Правление Генриха VII отличает государственная мудрость. Победитель при Босуорте предпочитал стабильность: он мог проявлять строгость и беспощадность, но никогда кровожадность или эгоистичность. В сравнении с Генрихом V, Эдуардом IV и Генрихом VIII он кажется загадочным и закрытым. Он действительно держал дистанцию, как это делали Генрих IV и Генрих VI, но не впадал в крайности[137]
. В 1492 году Генрих лично возглавил «королевскую армию» в походе во Францию, осознавая, что аристократия (и парламент) превозносят королей, стоящих на страже чести, и почитают недостойными тех, кто (подобно Генриху VI) избегает рыцарского долга. Кроме того, Генрих старался централизовать английскую политику. Тюдоровский двор становился притягателен, и если территориальная власть еще находилась в руках местных магнатов, то Совет правоведов укрощал раздоры залогами и взысканием королевских прерогатив. И наконец, дипломатическая работа и меры безопасности Генриха обеспечили долговечность его династии. Турбулентность XV столетия была подавлена, и расчищен путь для Уолси и Томаса Кромвеля. Тем не менее Генрих опирался на остроту своего ума, а не на божественное право, как утверждала его пропаганда. Подобно Карлу II – хотя это единственное сходство между ними, – он не имел желания продолжить скитания снова.4
Могущество Уолси
Вследствие смерти принца Артура 22 апреля 1509 года Генриху VII наследовал его младший сын, который по настоянию Совета начал правление с женитьбы на Екатерине Арагонской, вдове своего брата. Этот брак позже имел серьезные последствия, но тогда был выполнением договорных обязательств Генриха VII. Следующим шагом Генриха VIII стала казнь Эмпсона и Дадли. За восшествием на престол последовала политическая обратная реакция, которую порождало возмущение действиями Совета правоведов Генриха VII, его системой долговых обязательств, залогов и принуждений. Некоторые юристы общего права также выступали против упрощенности йоркистско-тюдоровского эксперимента по «доходам от землевладения». Поскольку получатели коронных земель подавали отчетность в королевскую казну, они обходили не только финансовые, но и юридические процедуры казначейства. Это вызывало растущую озабоченность: было неясно, вполне ли такие методы основаны на надлежащей правовой процедуре и, соответственно, законны ли они. Кроме того, решения Совета правоведов и служащих казны официально не регистрировались в протоколах судов общего права, а часто были устными или записывались в деловых дневниках. Эти вопросы обсуждались советниками и судьями общего права в октябре и ноябре 1509 года, когда и было решено, что так называемый внесудебный эксперимент следует отменить. В формулировке протоколиста Совета, «Совет и судьи посчитали целесообразным и необходимым упразднить названные суды, потому что они больше не будут использоваться»[138]

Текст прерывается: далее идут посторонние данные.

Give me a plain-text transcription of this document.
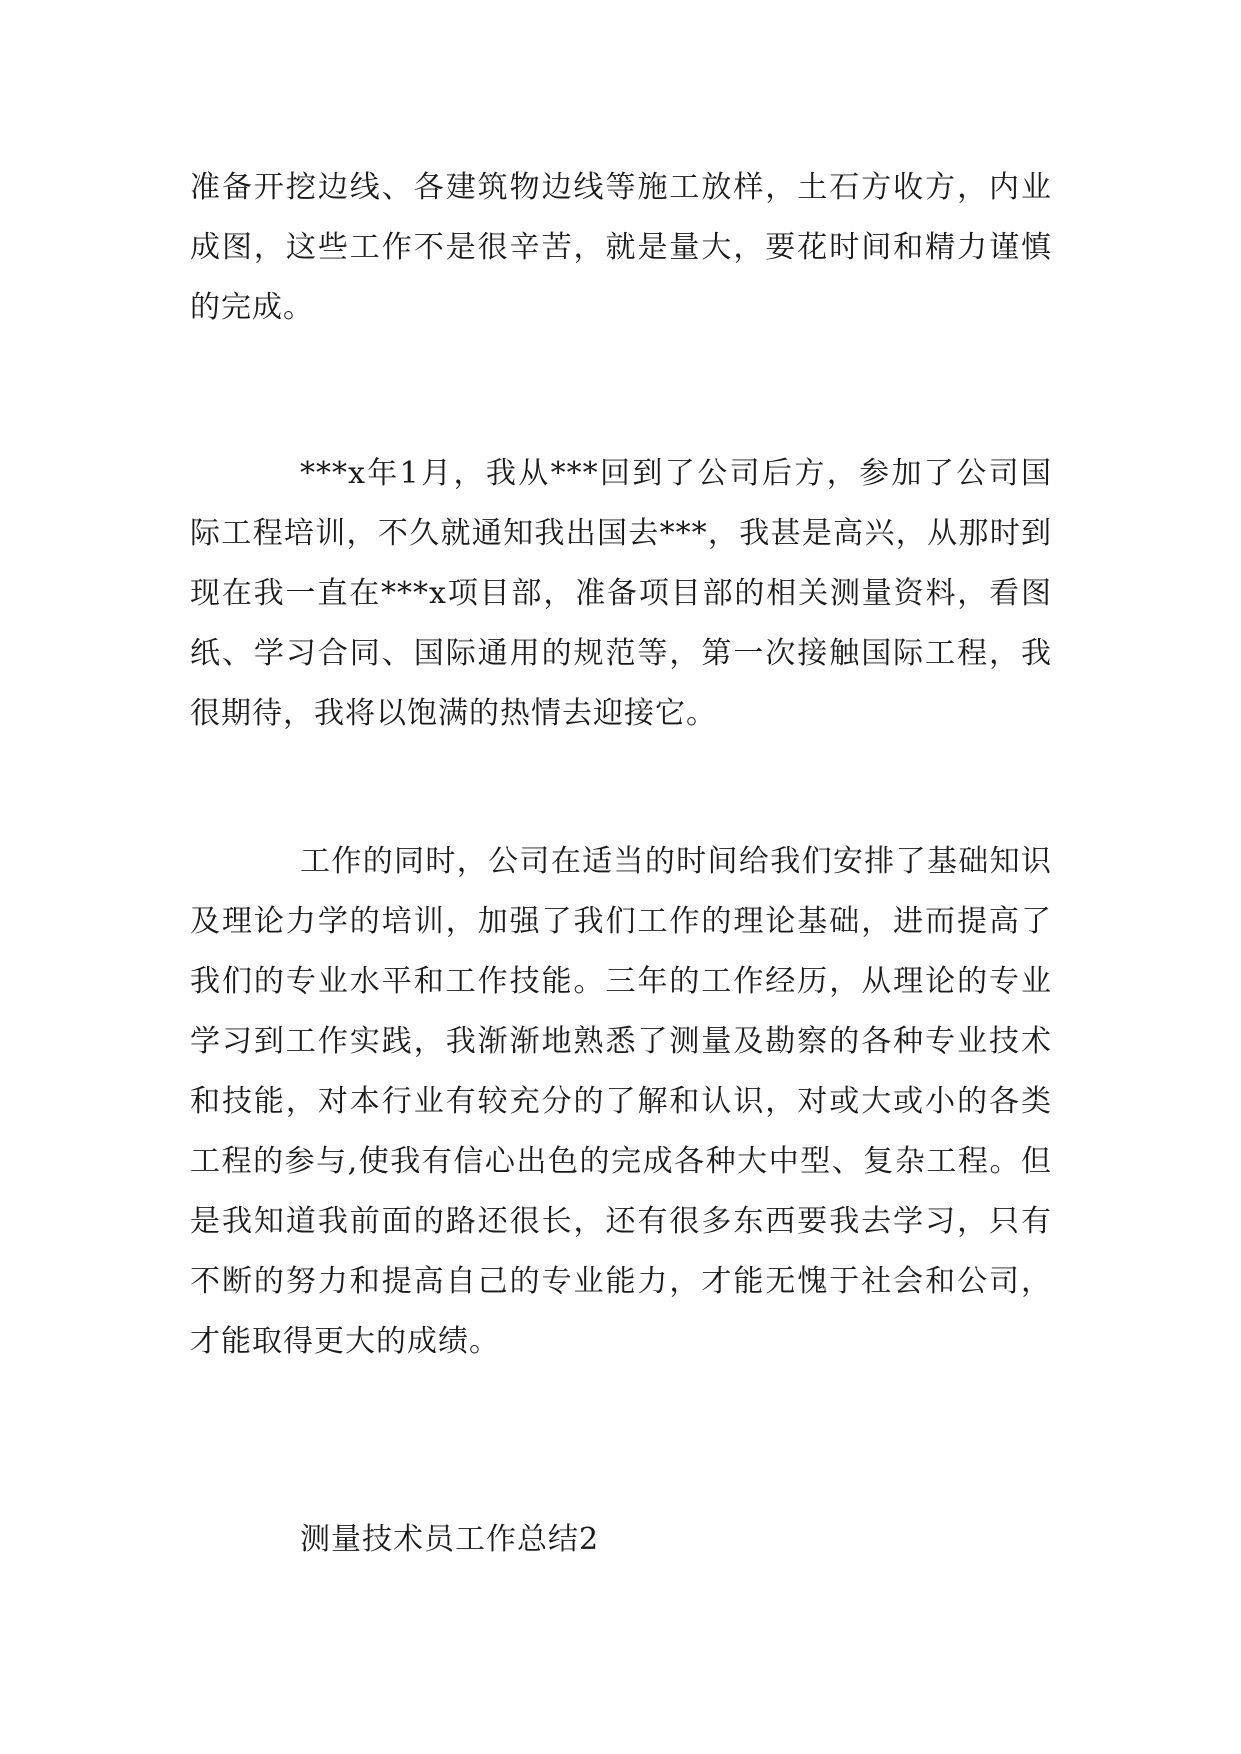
准备开挖边线、各建筑物边线等施工放样，土石方收方，内业成图，这些工作不是很辛苦，就是量大，要花时间和精力谨慎的完成。

***x年1月，我从***回到了公司后方，参加了公司国际工程培训，不久就通知我出国去***，我甚是高兴，从那时到现在我一直在***x项目部，准备项目部的相关测量资料，看图纸、学习合同、国际通用的规范等，第一次接触国际工程，我很期待，我将以饱满的热情去迎接它。

工作的同时，公司在适当的时间给我们安排了基础知识及理论力学的培训，加强了我们工作的理论基础，进而提高了我们的专业水平和工作技能。三年的工作经历，从理论的专业学习到工作实践，我渐渐地熟悉了测量及勘察的各种专业技术和技能，对本行业有较充分的了解和认识，对或大或小的各类工程的参与,使我有信心出色的完成各种大中型、复杂工程。但是我知道我前面的路还很长，还有很多东西要我去学习，只有不断的努力和提高自己的专业能力，才能无愧于社会和公司，才能取得更大的成绩。

测量技术员工作总结2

.Протоколист говорил правду: при восшествии на престол Генриха VIII правила «целесообразность». По акту его первого парламента, работавшего в январе–феврале 1510 года, финансы казны были поставлены на предписанную законом основу и продолжили работать примерно так же, как и раньше. Однако Совет правоведов как специальный орган Тайного совета упразднили, инспекторов коронных земель подчинили стандартным процессам казначейства и лишили полномочий брать обязательства о надлежащем исполнении обязанностей и выплате долгов. Также в ноябре 1509 года остановили деятельность общих комиссий (специальных выездных сессий суда по всему королевству для рассмотрения жалоб), которые учредил Совет в июле 1509-го. Хотя в комиссии поступало много жалоб, большинство из них носило незначительный характер: «Рассмотрено всего несколько жалоб по криминальным и иным делам, ради которых следует создавать подобные комиссии»[139]
. Реакция против правления Генриха VII была эмоциональной и не имела под собой веских оснований. Эмпсона и Дадли признали виновными в измене на показательных судебных процессах, но акты об объявлении их вне закона в парламенте не прошли. Год они провели в заключении, а потом были обезглавлены. Эти казни были продуманным шагом, чтобы дать новому режиму возможность воспользоваться достигнутой Генрихом VII стабильностью, не принимая на себя сопровождающего ее бесчестья. Для полноты картины аннулировали несколько долговых обязательств Генриха VII на том основании, что они «были взяты без всякой цели, обоснованной или законной… при помощи неподобающих средств некоторыми людьми из Совета правоведов нашего покойного отца в нарушение закона, неразумно и несправедливо»[140]. Мера была костью, брошенной недовольным, но она сработала: никто не жаловался, что правительство Генриха VIII забыло отменить основную массу неоплаченных залогов, сроки многих из которых истекли только в 1520-х годах. В данном случае Генрих VIII сразу продемонстрировал свой образ мыслей, было в нем уже что-то безжалостное, хотя при восшествии на престол принцу едва исполнилось восемнадцать лет.